8 Responses to Casinos a Bad Bet?

  1. I have to say that the anecdotal evidence does not look great based on the examples you gave. I blogged about this topic myself last year when the idea was floating around (again)… I think I’ve decided that unless someone can come up with credible evidence that a casino would help us – it would probably take things in a bad direction… But I’m ultimately open-minded.

  2. I would be satisfied if the “racinos” added poker rooms, as they do in the state of Florida. I am snow-birding in the sunshine state, and all of the dog and horse tracks have state contracted poker rooms, which provide a massive infusion of revenue for the government. If Farmington and Batavia added poker rooms, this may be a good direction. But that said, I would love a local casino.

  3. I’d like to comment on the Wilmot article you mention via Twitter. I hope you aren’t going for that malarkey as you seem to be much too intelligent to do so. This guy is obviously just too rich to get it. He’s got those big money blinders on. His two arguments seem to be 1) that his family is responsible for many of the buildings and real estate developments in Rochester’s history (he puts this forth as if they were doing it for free for the sake of the community, not making millions of dollars in profits) and 2) that it is actually only $3 million they owe in taxes, not $22 million (again- the old money blinders are on. $3 million may not be much to a Wilmot, but it is a lot of money to this city and a typical city taxpayer.)

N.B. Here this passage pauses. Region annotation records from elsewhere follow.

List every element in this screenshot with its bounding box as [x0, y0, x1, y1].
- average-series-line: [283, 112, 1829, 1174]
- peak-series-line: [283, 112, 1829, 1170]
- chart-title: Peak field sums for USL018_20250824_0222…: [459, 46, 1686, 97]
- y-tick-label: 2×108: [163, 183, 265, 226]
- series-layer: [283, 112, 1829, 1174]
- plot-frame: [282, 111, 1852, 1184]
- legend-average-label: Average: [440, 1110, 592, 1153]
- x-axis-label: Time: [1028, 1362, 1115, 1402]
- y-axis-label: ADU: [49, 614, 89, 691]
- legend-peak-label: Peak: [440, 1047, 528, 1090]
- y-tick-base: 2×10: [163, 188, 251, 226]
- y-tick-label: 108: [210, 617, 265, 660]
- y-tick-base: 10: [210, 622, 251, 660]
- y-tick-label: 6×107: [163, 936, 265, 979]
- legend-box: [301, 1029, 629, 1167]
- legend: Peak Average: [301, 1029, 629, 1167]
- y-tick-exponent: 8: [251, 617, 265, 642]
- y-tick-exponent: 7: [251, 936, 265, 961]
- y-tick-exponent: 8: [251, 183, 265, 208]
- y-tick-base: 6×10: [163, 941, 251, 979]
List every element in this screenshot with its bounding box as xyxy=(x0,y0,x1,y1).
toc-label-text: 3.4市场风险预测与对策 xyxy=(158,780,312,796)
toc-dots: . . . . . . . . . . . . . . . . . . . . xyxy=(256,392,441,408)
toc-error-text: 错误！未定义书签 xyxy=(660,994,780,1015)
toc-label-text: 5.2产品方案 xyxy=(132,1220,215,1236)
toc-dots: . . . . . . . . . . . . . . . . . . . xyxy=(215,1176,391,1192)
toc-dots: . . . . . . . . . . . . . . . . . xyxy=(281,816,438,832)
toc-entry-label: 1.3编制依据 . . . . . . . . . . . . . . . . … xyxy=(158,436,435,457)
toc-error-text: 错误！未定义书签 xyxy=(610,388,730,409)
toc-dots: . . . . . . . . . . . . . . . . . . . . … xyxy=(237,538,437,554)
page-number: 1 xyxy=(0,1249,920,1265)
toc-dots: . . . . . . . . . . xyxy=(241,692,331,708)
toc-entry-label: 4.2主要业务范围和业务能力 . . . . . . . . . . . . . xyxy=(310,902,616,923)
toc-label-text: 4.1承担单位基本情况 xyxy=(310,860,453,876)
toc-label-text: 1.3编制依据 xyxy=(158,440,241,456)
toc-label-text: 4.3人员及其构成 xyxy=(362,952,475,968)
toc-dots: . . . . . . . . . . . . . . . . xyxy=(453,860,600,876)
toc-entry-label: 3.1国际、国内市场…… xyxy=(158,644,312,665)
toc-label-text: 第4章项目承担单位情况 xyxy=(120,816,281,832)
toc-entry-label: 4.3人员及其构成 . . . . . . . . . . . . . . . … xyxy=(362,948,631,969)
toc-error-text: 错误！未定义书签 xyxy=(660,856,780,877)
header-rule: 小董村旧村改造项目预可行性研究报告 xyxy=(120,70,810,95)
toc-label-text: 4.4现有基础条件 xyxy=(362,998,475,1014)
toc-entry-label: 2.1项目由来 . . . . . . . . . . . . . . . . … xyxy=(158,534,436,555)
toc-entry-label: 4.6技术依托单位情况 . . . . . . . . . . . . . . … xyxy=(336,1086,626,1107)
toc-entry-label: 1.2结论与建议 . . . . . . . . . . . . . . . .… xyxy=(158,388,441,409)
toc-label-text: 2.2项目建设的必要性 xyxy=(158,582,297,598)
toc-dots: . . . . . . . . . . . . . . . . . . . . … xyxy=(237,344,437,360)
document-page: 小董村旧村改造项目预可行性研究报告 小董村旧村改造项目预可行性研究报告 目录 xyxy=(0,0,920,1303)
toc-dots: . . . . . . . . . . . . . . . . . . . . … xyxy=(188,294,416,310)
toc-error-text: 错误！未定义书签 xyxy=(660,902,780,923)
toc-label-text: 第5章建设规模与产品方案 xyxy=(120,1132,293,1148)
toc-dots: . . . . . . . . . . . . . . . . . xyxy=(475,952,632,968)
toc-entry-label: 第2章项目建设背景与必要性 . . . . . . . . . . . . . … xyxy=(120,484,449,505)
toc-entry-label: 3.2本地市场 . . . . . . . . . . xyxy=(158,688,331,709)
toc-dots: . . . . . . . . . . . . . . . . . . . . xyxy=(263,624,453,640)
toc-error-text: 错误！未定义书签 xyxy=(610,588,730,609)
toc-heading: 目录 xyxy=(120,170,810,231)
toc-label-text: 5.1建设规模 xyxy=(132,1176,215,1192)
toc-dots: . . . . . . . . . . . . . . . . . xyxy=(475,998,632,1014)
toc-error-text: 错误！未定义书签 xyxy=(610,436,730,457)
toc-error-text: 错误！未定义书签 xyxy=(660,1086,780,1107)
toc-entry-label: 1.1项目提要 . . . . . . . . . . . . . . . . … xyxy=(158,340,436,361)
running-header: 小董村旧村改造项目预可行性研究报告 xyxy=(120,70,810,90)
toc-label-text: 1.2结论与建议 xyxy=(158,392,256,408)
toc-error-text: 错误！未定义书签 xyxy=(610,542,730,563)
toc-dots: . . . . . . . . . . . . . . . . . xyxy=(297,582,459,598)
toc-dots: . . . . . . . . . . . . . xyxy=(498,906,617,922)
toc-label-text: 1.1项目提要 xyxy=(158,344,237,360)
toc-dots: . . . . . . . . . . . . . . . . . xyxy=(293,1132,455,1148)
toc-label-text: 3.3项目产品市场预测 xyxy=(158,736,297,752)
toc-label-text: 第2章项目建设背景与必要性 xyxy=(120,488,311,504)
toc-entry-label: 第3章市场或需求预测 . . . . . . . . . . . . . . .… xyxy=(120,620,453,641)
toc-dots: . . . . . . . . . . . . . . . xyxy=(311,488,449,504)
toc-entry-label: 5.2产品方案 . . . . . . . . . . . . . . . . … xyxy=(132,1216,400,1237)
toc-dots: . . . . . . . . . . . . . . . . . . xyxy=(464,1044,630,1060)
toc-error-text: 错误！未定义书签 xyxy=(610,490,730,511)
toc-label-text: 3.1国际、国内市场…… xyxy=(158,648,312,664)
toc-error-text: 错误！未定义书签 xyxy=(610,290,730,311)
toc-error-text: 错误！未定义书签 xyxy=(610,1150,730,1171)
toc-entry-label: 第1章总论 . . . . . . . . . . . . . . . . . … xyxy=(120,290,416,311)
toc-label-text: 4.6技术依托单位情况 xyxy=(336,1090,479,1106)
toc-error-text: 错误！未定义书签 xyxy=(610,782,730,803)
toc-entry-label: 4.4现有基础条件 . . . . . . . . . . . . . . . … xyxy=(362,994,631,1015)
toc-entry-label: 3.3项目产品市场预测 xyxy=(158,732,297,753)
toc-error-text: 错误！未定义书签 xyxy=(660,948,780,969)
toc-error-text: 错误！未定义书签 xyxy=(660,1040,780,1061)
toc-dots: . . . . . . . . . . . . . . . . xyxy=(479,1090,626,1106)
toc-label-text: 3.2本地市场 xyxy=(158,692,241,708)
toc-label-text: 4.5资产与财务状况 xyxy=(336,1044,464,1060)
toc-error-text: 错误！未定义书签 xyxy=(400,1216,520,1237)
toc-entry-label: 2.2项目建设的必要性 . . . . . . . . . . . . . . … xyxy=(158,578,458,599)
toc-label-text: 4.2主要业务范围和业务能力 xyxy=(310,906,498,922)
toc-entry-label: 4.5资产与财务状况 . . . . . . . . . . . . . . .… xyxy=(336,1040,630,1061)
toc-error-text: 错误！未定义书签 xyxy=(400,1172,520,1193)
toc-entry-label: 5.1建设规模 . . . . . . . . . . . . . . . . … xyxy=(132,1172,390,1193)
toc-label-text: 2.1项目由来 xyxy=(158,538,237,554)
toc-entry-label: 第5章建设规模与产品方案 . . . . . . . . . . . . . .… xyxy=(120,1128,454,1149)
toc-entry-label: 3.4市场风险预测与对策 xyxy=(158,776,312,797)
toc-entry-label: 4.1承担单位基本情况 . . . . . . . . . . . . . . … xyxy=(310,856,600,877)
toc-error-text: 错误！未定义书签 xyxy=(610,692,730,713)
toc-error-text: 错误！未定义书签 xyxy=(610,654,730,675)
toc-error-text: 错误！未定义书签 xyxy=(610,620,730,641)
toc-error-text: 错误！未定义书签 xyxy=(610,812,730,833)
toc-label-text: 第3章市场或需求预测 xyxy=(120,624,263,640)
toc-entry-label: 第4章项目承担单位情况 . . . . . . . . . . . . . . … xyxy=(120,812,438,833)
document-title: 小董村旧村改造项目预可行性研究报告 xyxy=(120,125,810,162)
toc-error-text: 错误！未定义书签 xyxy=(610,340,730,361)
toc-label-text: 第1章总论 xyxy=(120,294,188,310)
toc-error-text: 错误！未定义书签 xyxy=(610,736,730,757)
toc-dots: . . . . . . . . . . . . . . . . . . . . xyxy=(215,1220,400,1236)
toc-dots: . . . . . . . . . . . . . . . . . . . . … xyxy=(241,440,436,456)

  4. March 2, 2012 at 12:04 pm Carlos Mercado responds:

    If casinos were economic godsends to a community, all the suburban towns would be fighting each other and the City to see who gets the panacea.

    If you want a reality check, look at Niagara Falls. A glitzy building in an urban slum in a blighted downtown.

  5. March 2, 2012 at 2:57 pm edward richards responds:

    Depends. If someone built a casino in Greece, NY, it’d fly. If someone built a soccer stadium there, it’d fly. If someone built a grocery store there, yea, you get it, it’d fly.

    As far as a place to gamble, in a downtown,.. not only is it wrong, it’s preposterous!

  6. Gambling? A bad idea, no one wants turn Rochester into Atlantic City. With gambling comes porn, drugs, addiction, corruption and moral decay. Cup cakes? Love them, especially Wegman’s brand. Yet, I wonder how they would stay fresh and moist in an ATM. Would they be great or mediocre, such as made by hostess.

  7. March 2, 2012 at 3:32 pm Ben C. responds:

    Between the nixing of the Super Weggies on Elmwood Rd. at the Psych Center and the abject denial of a casino proposal at the Mid-Town site, the City created a development rift that may take decades to repair.

    It is to be noted that local media reported Mayor Duffy immediately upon taking office contacted both of these development business interests assumedly to mend fences.

    Meanwhile, the East Ave. Weggies dragged on, it’s Mt. Hope facility was razed for a U of R parking lot and a remarkabley large multi-use development broke ground at Jefferson Rd. and John St. in Henrietta.

    And the media applauded public takings in downtown that in effect transferred private property from one private concern to another without nary a handshake, definitive agreement, purchase option or concrete development agreement to boslter a “public good” purpose for the eminent domain action.

    These slaps in the faces of two of the most philanthropic families, responsible for thousands of jobs and viable developements in our region were a culmination of bankrupt, no incompetent, redevelopment policies and practices on the part of the City of Rochester.

    2000 jobs on the main bus line to downtown at a primarily self-financed commercial facility that would have included an up-side-down department store owing back taxes?

    What was Mayor Johnson thinking?

  8. March 2, 2012 at 4:05 pm Lynn E responds:

    Casinos steal money from people and cause social problems to worsen. Why would we want to encourage gambling? I know that like prohibition, banning it doesn’t work but advertising it as some kind of urban renewal has never made sense. Casinos are vipers who suck the lack blood of most people and toss wealth up to a few.